The information used to produce and organise these components comes from the genetic code stored on DNA. DNA is the most efficient information storage mechanism in the world, a pinheads volume of DNA holding enough information to fill a 40 gigabyte hard drive 100 million times. Like any program capable of duplicating itself the DNA in the cell requires a mechanism for reading it, a mechanism for writing it and a further mechanism for utilizing it. This causes it to fulfill Dr Micheal Behe's definition of irreducible complexity. Each part of this tiny factory must be in place or there can be no living cell.

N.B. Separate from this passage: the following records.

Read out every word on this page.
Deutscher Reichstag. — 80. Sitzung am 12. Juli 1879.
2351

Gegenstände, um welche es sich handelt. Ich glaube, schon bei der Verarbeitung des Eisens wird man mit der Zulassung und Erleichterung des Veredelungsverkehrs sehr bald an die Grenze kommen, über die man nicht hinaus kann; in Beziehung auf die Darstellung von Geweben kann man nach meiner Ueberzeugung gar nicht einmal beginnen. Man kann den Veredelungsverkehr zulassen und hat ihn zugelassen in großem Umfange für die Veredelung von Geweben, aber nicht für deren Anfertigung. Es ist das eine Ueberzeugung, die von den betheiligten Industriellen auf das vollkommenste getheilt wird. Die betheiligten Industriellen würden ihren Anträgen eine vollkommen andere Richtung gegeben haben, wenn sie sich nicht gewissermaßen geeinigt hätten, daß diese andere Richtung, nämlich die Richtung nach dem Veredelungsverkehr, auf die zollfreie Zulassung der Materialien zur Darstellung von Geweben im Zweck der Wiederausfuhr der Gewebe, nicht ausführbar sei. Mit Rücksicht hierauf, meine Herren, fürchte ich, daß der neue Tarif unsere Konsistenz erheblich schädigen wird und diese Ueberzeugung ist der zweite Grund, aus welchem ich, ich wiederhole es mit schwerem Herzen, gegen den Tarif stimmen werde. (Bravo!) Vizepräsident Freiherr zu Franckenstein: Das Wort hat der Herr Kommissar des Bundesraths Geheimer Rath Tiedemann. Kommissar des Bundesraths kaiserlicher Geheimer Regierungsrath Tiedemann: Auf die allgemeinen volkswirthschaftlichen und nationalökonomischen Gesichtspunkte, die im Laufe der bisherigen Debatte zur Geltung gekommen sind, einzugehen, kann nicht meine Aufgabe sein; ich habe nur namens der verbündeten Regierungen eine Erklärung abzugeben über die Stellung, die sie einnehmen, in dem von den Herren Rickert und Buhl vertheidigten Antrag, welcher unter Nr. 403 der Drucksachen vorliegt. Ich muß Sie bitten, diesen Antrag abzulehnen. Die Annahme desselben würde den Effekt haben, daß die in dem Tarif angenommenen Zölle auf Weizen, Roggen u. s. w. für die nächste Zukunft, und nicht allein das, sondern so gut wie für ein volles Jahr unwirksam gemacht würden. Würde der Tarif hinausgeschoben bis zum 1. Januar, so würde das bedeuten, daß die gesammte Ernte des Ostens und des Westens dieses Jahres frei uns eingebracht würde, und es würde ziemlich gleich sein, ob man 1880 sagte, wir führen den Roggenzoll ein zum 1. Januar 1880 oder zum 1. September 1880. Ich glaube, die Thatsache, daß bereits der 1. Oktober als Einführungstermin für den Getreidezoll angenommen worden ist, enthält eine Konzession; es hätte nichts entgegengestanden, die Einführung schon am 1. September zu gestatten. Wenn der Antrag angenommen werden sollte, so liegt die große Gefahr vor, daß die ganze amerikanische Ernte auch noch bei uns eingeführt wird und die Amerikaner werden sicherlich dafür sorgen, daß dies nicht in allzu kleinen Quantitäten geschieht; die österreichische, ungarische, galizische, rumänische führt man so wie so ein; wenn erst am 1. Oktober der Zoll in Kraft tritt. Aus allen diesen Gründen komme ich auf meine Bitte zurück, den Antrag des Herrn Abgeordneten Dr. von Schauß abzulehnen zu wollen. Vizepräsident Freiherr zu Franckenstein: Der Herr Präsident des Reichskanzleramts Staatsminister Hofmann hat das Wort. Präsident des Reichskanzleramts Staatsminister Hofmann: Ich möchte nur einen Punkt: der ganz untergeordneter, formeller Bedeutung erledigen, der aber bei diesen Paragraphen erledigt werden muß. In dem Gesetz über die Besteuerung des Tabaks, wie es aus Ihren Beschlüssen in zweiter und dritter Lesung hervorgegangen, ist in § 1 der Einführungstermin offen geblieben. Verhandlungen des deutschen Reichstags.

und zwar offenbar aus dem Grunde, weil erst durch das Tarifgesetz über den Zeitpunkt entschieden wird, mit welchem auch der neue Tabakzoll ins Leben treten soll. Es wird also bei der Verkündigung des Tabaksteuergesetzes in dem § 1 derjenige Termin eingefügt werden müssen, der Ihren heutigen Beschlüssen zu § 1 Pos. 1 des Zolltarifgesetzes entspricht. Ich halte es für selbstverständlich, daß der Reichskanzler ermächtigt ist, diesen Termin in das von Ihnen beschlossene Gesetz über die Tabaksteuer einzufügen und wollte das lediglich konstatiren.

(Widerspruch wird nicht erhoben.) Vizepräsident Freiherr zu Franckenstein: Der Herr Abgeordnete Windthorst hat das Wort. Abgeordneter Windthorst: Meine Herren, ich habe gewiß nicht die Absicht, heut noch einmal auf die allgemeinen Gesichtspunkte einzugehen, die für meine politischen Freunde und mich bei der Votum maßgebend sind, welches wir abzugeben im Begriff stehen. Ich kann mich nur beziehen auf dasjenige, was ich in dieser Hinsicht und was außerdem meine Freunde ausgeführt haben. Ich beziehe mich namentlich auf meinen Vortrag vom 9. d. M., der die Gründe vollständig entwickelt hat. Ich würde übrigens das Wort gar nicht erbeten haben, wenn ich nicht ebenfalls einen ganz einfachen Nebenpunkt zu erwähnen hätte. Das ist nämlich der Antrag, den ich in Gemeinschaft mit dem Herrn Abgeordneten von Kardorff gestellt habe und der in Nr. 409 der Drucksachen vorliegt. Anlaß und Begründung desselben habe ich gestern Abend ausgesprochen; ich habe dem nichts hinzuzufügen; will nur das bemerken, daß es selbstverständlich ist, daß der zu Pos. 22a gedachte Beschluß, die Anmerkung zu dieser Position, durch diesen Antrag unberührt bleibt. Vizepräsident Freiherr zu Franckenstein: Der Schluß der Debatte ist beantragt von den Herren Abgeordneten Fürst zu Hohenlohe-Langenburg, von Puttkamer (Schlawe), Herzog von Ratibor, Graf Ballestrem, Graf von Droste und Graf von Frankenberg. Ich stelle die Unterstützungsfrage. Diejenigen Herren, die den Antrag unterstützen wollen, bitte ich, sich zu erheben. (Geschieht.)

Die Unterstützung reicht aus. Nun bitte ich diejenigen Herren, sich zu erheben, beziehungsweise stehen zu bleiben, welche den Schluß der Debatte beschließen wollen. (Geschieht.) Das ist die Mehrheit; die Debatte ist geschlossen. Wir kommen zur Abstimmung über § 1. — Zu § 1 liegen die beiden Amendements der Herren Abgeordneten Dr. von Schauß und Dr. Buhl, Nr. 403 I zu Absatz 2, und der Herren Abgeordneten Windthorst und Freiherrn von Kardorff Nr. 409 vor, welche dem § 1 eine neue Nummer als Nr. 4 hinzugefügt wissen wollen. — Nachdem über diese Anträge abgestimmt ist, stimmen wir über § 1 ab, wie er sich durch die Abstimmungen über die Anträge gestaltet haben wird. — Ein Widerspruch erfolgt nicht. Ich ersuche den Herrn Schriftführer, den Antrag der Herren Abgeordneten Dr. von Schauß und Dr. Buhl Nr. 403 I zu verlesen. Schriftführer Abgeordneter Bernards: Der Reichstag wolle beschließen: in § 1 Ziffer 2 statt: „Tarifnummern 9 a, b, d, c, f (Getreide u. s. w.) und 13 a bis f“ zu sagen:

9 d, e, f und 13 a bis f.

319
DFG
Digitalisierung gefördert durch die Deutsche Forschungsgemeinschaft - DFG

The basis of life is information; a bacterium has a certain quantity of information sufficient to produce more bacteria, a horse has a quantity of information sufficient to produce more horses. It is obvious that if the horse were descended from bacteria it would require the bacteria to somehow gain the information necessary for multi-cellular organisation, bones and hair and the information for gender. Dr Lee Spetner observes that no change recorded in the scientific literature demonstrates an increase in the information within the genome. Rather changes display either reshuffling or loss of information.

The only observed source of information is intelligence. It is reasonable to infer therefore that the source of the information within living organisms is also intelligence. Sir Francis Crick, co-discoverer of DNA concurred. However because of his atheistic belief system he rejected the idea that we could be the product of divine creation and instead professed a belief that extra-terrestrial aliens somehow seeded Earth with life. This idea, called panspermia, suffers from the aforementioned problem. If aliens created us then what created the aliens? Either they somehow evolved which we have already seen to be unlikely, or another group of aliens created them. If another group of aliens created them then what created that group? This is the problem of infinite regression and is the most obvious reason why panspermia was rejected as an explanation of life.

In the complete absence of any naturalistic mechanism to explain the origin of the living cell, or the accumulation of information necessary for a single celled bacteria to become a multi-cellular organism like a horse, it is reasonable to propose an uncreated (therefore eternal) intelligence responsible for the creation of life on this planet.

Further information can be found at:

http://www.answersingenesis.org/

http://www.creationontheweb.com/

http://www.discovery.org/

http://www.trueorigin.org/

I do not claim that these arguments provided absolute proof of the existence of deity; however I propose that the cumulative force of these arguments is sufficient to provide a reasonable basis for a belief in theism in general and in Christian theism in particular.